It’s no secret that the Russian government doesn’t mind playing the role of the bad guy on the world’s stage, and that characterization may be more cogent than ever over the last several years.

Not only are we witnessing genocide in Ukraine, but Russia has been meddling in international politics and conducting global cyberwarfare for decades.

As investigators continue to examine a bizarre natural gas pipeline explosion in Texas, some of the Kremlin’s calling cards are revealing themselves.

According to two sources, around Russia’s late February invasion of Ukraine, a cyber unit of Russia’s GRU military intelligence service again conducted targeting-reconnaissance operations against a major U.S. liquefied natural gas exporter, Freeport LNG.

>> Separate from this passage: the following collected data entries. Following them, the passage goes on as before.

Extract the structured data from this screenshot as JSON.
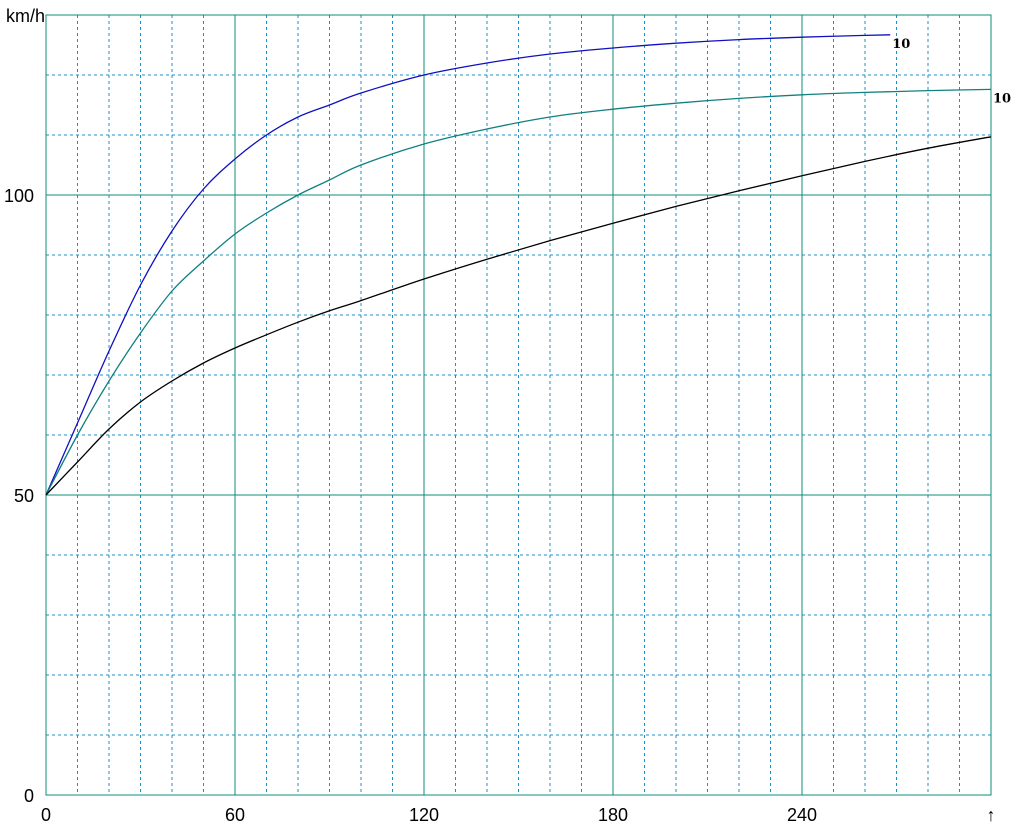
{
  "chart_data": {
    "type": "line",
    "ylabel": "km/h",
    "xlabel": "",
    "xlim": [
      0,
      300
    ],
    "ylim": [
      0,
      130
    ],
    "x_ticks": [
      0,
      60,
      120,
      180,
      240
    ],
    "x_tick_labels": [
      "0",
      "60",
      "120",
      "180",
      "240"
    ],
    "y_ticks": [
      0,
      50,
      100
    ],
    "y_tick_labels": [
      "0",
      "50",
      "100"
    ],
    "x_major_step": 60,
    "x_minor_step": 10,
    "y_major_step": 50,
    "y_minor_step": 10,
    "grid": true,
    "end_marker": "↑",
    "series": [
      {
        "color": "#1010c0",
        "end_label": "10",
        "x": [
          0,
          10,
          20,
          30,
          40,
          50,
          60,
          70,
          80,
          90,
          100,
          120,
          140,
          160,
          180,
          200,
          220,
          240,
          260,
          268
        ],
        "y": [
          50,
          62,
          74,
          85,
          94,
          101,
          106,
          110,
          113,
          115,
          117,
          120,
          122,
          123.5,
          124.5,
          125.3,
          125.9,
          126.3,
          126.6,
          126.7
        ]
      },
      {
        "color": "#108080",
        "end_label": "10",
        "x": [
          0,
          10,
          20,
          30,
          40,
          50,
          60,
          70,
          80,
          90,
          100,
          120,
          140,
          160,
          180,
          200,
          220,
          240,
          260,
          280,
          300
        ],
        "y": [
          50,
          60,
          69,
          77,
          84,
          89,
          93.5,
          97,
          100,
          102.5,
          105,
          108.5,
          111,
          113,
          114.3,
          115.3,
          116.1,
          116.7,
          117.1,
          117.4,
          117.6
        ]
      },
      {
        "color": "#000000",
        "end_label": "",
        "x": [
          0,
          10,
          20,
          30,
          40,
          50,
          60,
          70,
          80,
          90,
          100,
          120,
          140,
          160,
          180,
          200,
          220,
          240,
          260,
          280,
          300
        ],
        "y": [
          50,
          55.5,
          61,
          65.5,
          69,
          72,
          74.5,
          76.7,
          78.8,
          80.7,
          82.4,
          86,
          89.3,
          92.4,
          95.3,
          98.1,
          100.7,
          103.2,
          105.6,
          107.8,
          109.7
        ]
      }
    ]
  },
  "colors": {
    "major_grid": "#0f8c7a",
    "minor_grid": "#1e90c8",
    "background": "#ffffff"
  }
}
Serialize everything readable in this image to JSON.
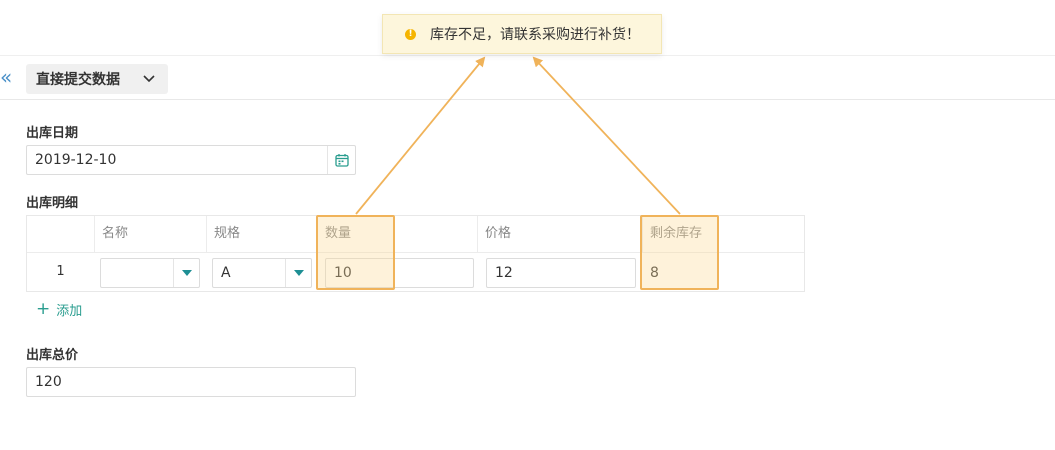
{
  "toast": {
    "message": "库存不足，请联系采购进行补货！",
    "icon": "warning-icon",
    "color": "#f5b400"
  },
  "topbar": {
    "tab_label": "直接提交数据",
    "collapse_icon": "double-chevron-left-icon"
  },
  "form": {
    "date_label": "出库日期",
    "date_value": "2019-12-10",
    "detail_label": "出库明细",
    "total_label": "出库总价",
    "total_value": "120"
  },
  "table": {
    "columns": [
      "名称",
      "规格",
      "数量",
      "价格",
      "剩余库存"
    ],
    "rows": [
      {
        "index": "1",
        "name": "",
        "spec": "A",
        "quantity": "10",
        "price": "12",
        "remaining": "8"
      }
    ],
    "add_label": "添加"
  },
  "colors": {
    "accent": "#2a9d8f",
    "highlight": "#f0b35a",
    "link_blue": "#4a90c8"
  }
}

U.S. LNG exports have long been a priority concern for Russia, viewed by Russian President Vladimir Putin as a means for the United States to undercut Russia’s domination of the European gas market.

Here is where it gets a bit worrisome:

On June 8, Freeport LNG suffered an explosion at its liquefaction plant and export terminal on Texas’s Quintana Island. The damage suffered means the facility is not expected to resume major operations until late 2022. The June 8 disruption had an immediate impact in spiking already soaring European gas prices and has reinforced Russia’s ability to hold gas supplies to Europe at risk in retaliation for the European Union sanctions imposed on Russia over the war in Ukraine. U.S. LNG futures have fallen significantly since the explosion.

One source tells me that the FBI is investigating the cause of the explosion. Responding to a question as to whether the FBI and its Cyber Division were involved in the investigation, the FBI told the Washington Examiner, “We can neither confirm nor deny the existence of an investigation into this matter.”

The series of events that caused the explosion was inexplicably unmolested by the plant’s safety systems, which brings us to the Russian hacking possibility.

Named XENOTIME by researchers, the unit has utilized boutique TRITON/TRISIS malware developed by the Russian Ministry of Defense’s Central Scientific Research Institute of Chemistry and Mechanics. That malware is designed for the seizure of industrial control systems and the defeat of associated safety systems. In 2017, GCHQ (Britain’s NSA-equivalent signals intelligence service) outlined the need for network compartmentalization to protect safety systems against this malware better. In March 2022, the FBI warned that TRISIS malware remained a threat.

XENOTIME is assessed by the U.S. and British governments as a critical infrastructure-focused, advanced persistent threat actor. The unit’s modus operandi involves targeting industrial control systems and supervisory control systems in order to effect unilateral control of a network. XENOTIME has caused specific concern in Western security circles for its targeting of safety systems that would otherwise mitigate threats to life during a cyberattack. XENOTIME’s activity has escalated in 2022. Evincing as much, an April 13 U.S. government cybersecurity warning noted, “By compromising and maintaining full system access to [industrial control system]/[safety] devices, [threat] actors could elevate privileges … and disrupt critical devices or functions.”

While there is no indication that Russians were definitively involved in the attack, the hallmarks of their handiwork continue to appear. It may be only a matter of time until a terrifying new era of cyberwarfare arrives in the west.